Discussion: Consider Dropping Support for Less-Used Storage Drivers
Context
Storage Drivers allow the registry to work with various object storage platforms. While each driver's code is relatively self-contained, the maintenance burden of these drivers is relatively large:
- each driver implementation is unique
- most require importing large, complex libraries with many dependencies
- making changes to a driver requires a fairly high level of domain expertise with the storage backend enabled by that driver
- each developer needs access to each backend, most of which are not free
- changes to the storage driver interface need to be validated against all implementation to ensure they are feasible
- storage drivers are an essential component of many important registry operations, and implementation errors can bubble up and effect large portions of the code
Problem
Asking self-managed users, even a small number, to move away from storage backends is not something we should consider lightly. This is a large, disruptive operation, and the users that need to migrate do not gain immediate benefit for having done so.
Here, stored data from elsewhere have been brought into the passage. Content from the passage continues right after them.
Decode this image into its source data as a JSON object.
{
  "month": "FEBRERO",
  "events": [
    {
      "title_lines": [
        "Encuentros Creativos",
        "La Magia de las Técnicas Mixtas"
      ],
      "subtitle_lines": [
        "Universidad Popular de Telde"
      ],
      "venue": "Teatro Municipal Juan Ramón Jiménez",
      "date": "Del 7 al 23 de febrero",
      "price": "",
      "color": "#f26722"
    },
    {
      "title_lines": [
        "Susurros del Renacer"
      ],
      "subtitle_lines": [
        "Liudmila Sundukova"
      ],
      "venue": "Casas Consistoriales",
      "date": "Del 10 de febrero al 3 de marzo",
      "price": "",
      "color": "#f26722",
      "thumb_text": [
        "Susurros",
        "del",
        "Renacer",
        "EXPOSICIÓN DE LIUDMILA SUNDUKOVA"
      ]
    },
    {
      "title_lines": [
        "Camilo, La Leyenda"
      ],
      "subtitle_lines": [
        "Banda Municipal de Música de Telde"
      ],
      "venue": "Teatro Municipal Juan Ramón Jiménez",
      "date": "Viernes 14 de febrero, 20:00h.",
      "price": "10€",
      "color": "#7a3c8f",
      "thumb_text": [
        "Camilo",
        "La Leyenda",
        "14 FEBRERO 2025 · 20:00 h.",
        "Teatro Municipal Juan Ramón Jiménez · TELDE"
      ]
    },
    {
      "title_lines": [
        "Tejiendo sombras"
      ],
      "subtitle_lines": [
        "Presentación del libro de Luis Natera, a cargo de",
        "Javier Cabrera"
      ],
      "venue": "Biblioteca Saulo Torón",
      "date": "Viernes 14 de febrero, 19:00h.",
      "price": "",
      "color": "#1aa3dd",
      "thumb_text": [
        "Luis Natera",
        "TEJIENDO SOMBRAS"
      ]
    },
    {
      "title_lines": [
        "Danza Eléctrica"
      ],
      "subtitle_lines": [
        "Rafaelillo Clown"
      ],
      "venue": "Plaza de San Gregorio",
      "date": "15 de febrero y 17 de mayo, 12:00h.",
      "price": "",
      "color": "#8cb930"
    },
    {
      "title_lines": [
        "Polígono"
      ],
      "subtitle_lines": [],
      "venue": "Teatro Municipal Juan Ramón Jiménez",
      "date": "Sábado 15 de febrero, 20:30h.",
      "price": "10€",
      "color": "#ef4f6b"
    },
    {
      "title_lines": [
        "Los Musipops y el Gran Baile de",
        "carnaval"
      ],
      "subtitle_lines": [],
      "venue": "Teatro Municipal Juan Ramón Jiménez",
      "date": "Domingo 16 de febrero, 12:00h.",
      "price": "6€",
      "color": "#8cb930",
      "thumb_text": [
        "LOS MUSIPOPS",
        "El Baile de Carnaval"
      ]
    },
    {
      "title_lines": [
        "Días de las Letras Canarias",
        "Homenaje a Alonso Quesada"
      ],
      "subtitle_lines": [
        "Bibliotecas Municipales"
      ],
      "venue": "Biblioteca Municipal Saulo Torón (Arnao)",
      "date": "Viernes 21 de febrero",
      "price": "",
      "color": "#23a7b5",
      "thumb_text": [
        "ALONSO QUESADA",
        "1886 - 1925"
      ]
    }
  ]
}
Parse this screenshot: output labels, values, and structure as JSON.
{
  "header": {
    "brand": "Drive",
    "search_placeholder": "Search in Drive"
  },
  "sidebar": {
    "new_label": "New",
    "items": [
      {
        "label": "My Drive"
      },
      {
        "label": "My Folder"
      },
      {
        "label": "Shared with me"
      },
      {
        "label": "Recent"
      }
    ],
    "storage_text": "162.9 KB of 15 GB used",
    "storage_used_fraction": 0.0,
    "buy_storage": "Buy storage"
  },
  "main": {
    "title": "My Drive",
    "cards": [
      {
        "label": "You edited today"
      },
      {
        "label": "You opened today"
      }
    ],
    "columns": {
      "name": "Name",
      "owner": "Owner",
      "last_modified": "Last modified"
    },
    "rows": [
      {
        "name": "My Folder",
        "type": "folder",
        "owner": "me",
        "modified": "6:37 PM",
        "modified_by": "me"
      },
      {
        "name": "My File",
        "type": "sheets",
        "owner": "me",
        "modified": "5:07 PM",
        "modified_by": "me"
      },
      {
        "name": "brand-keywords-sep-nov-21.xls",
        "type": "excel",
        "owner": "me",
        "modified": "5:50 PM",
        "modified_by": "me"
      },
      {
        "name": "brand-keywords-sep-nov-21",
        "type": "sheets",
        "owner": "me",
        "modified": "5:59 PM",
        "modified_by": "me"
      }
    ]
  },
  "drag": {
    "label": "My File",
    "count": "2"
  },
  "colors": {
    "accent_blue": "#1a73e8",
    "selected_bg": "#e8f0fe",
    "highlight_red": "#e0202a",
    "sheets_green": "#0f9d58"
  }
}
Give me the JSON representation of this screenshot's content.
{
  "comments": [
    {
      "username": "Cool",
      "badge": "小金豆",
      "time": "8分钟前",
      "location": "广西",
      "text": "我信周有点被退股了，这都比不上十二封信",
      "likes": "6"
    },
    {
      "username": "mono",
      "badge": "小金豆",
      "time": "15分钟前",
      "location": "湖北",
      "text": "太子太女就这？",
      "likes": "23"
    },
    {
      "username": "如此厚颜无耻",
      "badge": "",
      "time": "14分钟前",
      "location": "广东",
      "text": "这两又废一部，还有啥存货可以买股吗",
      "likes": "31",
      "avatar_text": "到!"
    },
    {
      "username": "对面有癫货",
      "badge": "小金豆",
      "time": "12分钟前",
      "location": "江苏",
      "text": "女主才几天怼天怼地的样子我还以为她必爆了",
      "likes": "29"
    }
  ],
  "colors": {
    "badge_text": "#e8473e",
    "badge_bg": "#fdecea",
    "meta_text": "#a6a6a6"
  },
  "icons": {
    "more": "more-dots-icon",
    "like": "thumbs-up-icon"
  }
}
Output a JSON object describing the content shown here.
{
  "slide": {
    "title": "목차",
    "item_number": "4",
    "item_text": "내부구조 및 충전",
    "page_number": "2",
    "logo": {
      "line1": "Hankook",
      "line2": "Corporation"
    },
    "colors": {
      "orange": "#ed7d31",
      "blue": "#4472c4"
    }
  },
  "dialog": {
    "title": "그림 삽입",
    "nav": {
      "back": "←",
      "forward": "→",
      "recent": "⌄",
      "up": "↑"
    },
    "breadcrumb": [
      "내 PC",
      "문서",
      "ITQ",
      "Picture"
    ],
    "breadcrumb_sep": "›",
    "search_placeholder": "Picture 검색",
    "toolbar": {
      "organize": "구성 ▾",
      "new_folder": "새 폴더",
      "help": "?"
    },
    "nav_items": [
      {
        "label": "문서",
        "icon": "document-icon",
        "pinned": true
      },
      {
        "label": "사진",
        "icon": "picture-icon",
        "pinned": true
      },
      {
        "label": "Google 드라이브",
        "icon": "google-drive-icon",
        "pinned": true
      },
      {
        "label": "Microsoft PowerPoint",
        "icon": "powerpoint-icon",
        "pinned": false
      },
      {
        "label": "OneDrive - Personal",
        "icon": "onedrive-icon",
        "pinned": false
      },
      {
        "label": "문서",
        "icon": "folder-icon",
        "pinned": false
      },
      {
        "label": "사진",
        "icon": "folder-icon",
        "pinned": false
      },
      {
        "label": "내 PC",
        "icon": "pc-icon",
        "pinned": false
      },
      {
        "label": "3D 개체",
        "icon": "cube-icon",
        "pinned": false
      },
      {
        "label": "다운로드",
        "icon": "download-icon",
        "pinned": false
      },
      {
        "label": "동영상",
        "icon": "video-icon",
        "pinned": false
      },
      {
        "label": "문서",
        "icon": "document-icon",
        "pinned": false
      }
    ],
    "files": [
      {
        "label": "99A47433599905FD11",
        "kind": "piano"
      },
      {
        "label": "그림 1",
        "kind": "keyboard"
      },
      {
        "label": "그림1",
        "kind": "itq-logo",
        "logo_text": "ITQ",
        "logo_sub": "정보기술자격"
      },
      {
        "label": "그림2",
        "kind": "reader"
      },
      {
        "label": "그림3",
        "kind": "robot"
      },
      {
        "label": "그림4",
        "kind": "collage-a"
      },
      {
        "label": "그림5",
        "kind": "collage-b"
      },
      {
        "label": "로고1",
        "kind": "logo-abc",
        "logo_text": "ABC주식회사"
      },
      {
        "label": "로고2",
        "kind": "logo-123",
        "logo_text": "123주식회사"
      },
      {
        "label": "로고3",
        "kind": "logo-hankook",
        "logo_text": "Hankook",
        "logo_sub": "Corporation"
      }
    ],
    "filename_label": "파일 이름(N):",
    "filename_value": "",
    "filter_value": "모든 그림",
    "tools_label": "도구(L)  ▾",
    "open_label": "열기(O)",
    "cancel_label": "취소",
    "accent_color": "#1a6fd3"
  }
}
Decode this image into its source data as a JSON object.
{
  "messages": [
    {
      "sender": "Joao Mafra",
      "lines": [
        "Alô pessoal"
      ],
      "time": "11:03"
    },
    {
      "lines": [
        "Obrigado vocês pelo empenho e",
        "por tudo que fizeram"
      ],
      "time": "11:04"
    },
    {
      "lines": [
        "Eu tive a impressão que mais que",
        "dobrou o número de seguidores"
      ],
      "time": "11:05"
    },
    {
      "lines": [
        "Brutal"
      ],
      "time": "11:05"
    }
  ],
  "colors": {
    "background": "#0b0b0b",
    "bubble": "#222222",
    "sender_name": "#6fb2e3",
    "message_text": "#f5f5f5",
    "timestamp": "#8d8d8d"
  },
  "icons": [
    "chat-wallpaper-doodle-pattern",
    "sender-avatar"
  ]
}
Looking at object storage options for the GitLab application itself, it appears we could only potentially remove support for OSS and the native Swift driver and still be aligned with the broader product offering. Despite this, removing or deprecating these two drivers does cuts down on enough maintenance burden to strongly consider.
Solution
Technically, this is a relatively straightforward deprecate/remove scenario. Drivers and their tests are relatively self-contained, so the difficulty here is mostly from a product perspective — ensuring these removals do not affect too many users and that we provide enough time for any users to migrate away from their current storage setups.
Impact
Reduces maintenance and support burden.